In an astounding disclosure, ride-haling cab Uber has said that the hackers stole names and driver’s licence numbers of around 600,000 drivers in the United States and personal information of 57 million Uber users around the world, including the drivers described above.
This information included names, email addresses and mobile phone numbers.
“In late 2016 we became aware that two individuals outside the company had inappropriately accessed user data stored on a third-party cloud-based service that we use. The incident did not breach our corporate systems or infrastructure,” Dara Khosrowshahi, CEO, Uber said in a blog post.
As Uber’s CEO, it’s my job to set our course for the future, which begins with building a company that every Uber employee, partner and customer can be proud of. For that to happen, we have to be honest and transparent as we work to repair our past mistakes, added Khosrowshahi.
According to Uber’s outside forensics experts were not able to access trip location history, credit card numbers, bank account numbers, social security numbers or dates of birth.
At the time of the incident, Uber took necessary steps to secure the data and shut down further unauthorised access by the individuals.
“We subsequently identified the individuals and obtained assurances that the downloaded data had been destroyed. We also implemented security measures to restrict access to and strengthen controls on our cloud-based storage accounts,” Khosrowshahi noted.
Khosrowshahi is also in talks with Matt Olsen, a Co-founder of a cybersecurity consulting firm and former general counsel of the National Security Agency and director of the National Counterterrorism Centre, to guide and structure our security teams and processes going forward.

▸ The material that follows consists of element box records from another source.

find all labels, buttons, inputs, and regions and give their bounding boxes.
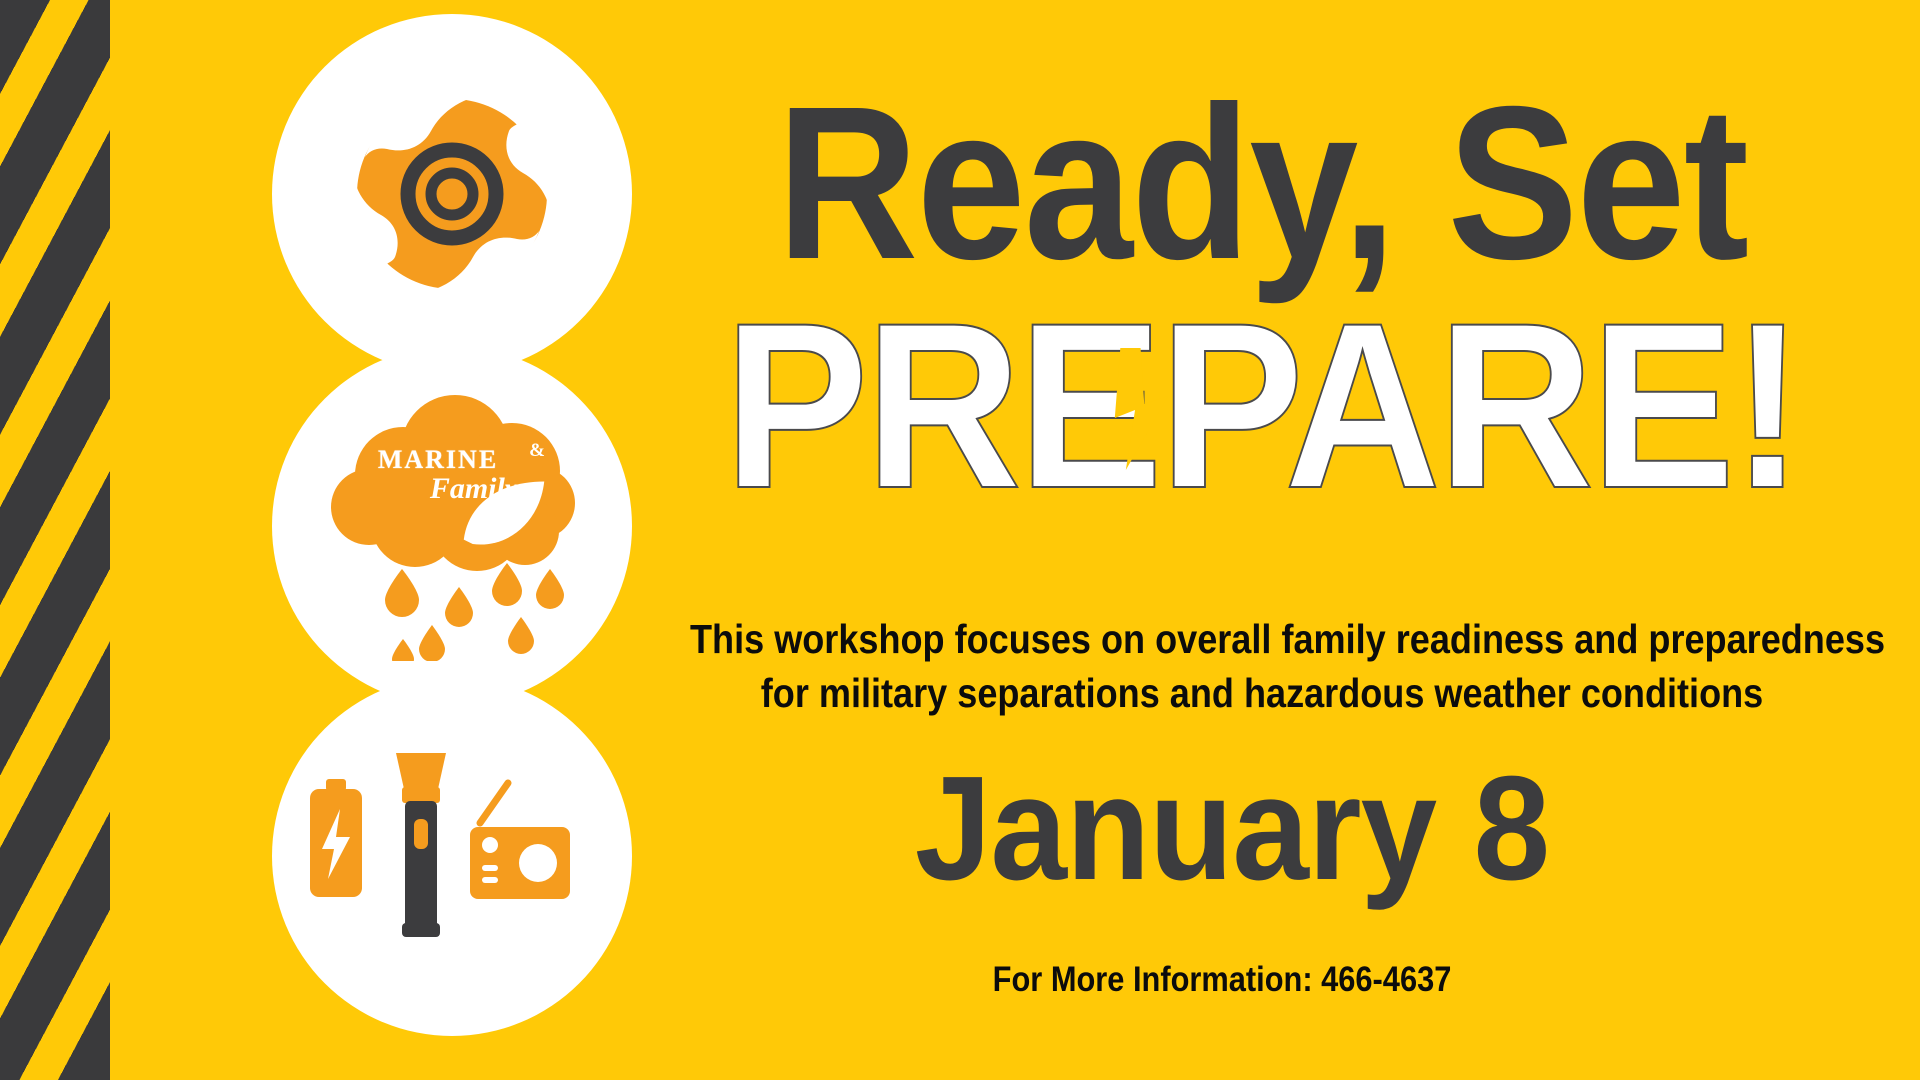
emergency-kit-icon [302, 731, 602, 981]
icon-column: MARINE & Family [222, 0, 612, 1080]
headline-ready-set: Ready, Set [677, 88, 1847, 280]
event-date: January 8 [655, 755, 1808, 903]
icon-circle-hurricane [272, 14, 632, 374]
poster-content: Ready, Set PREPARE! This workshop focuse… [612, 0, 1920, 1080]
icon-circle-rain-cloud: MARINE & Family [272, 346, 632, 706]
headline-prepare-text: PREPARE! [724, 274, 1800, 538]
icon-circle-emergency-kit [272, 676, 632, 1036]
hazard-stripes-band [0, 0, 110, 1080]
headline-prepare: PREPARE! [664, 310, 1860, 504]
rain-cloud-icon: MARINE & Family [307, 391, 597, 661]
radio-icon [470, 783, 570, 899]
contact-info: For More Information: 466-4637 [685, 962, 1759, 997]
body-copy-line-2: for military separations and hazardous w… [690, 666, 1834, 720]
battery-icon [310, 779, 362, 897]
hurricane-icon [327, 69, 577, 319]
body-copy-line-1: This workshop focuses on overall family … [690, 612, 1834, 666]
body-copy: This workshop focuses on overall family … [690, 612, 1834, 720]
flashlight-icon [396, 753, 446, 937]
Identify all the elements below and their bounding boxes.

Effective today, two of the individuals who led the response to this incident are no longer with the company, the company said.
Uber is individually notifying the drivers whose driver’s license numbers were downloaded and are providing these drivers with free credit monitoring and identity theft protection. Uber is also monitoring the affected accounts and have flagged them for additional fraud protection.
“While I can’t erase the past, I can commit on behalf of every Uber employee that we will learn from our mistakes. We are changing the way we do business, putting integrity at the core of every decision we make and working hard to earn the trust of our customers,” Khosrowshahi emphasised.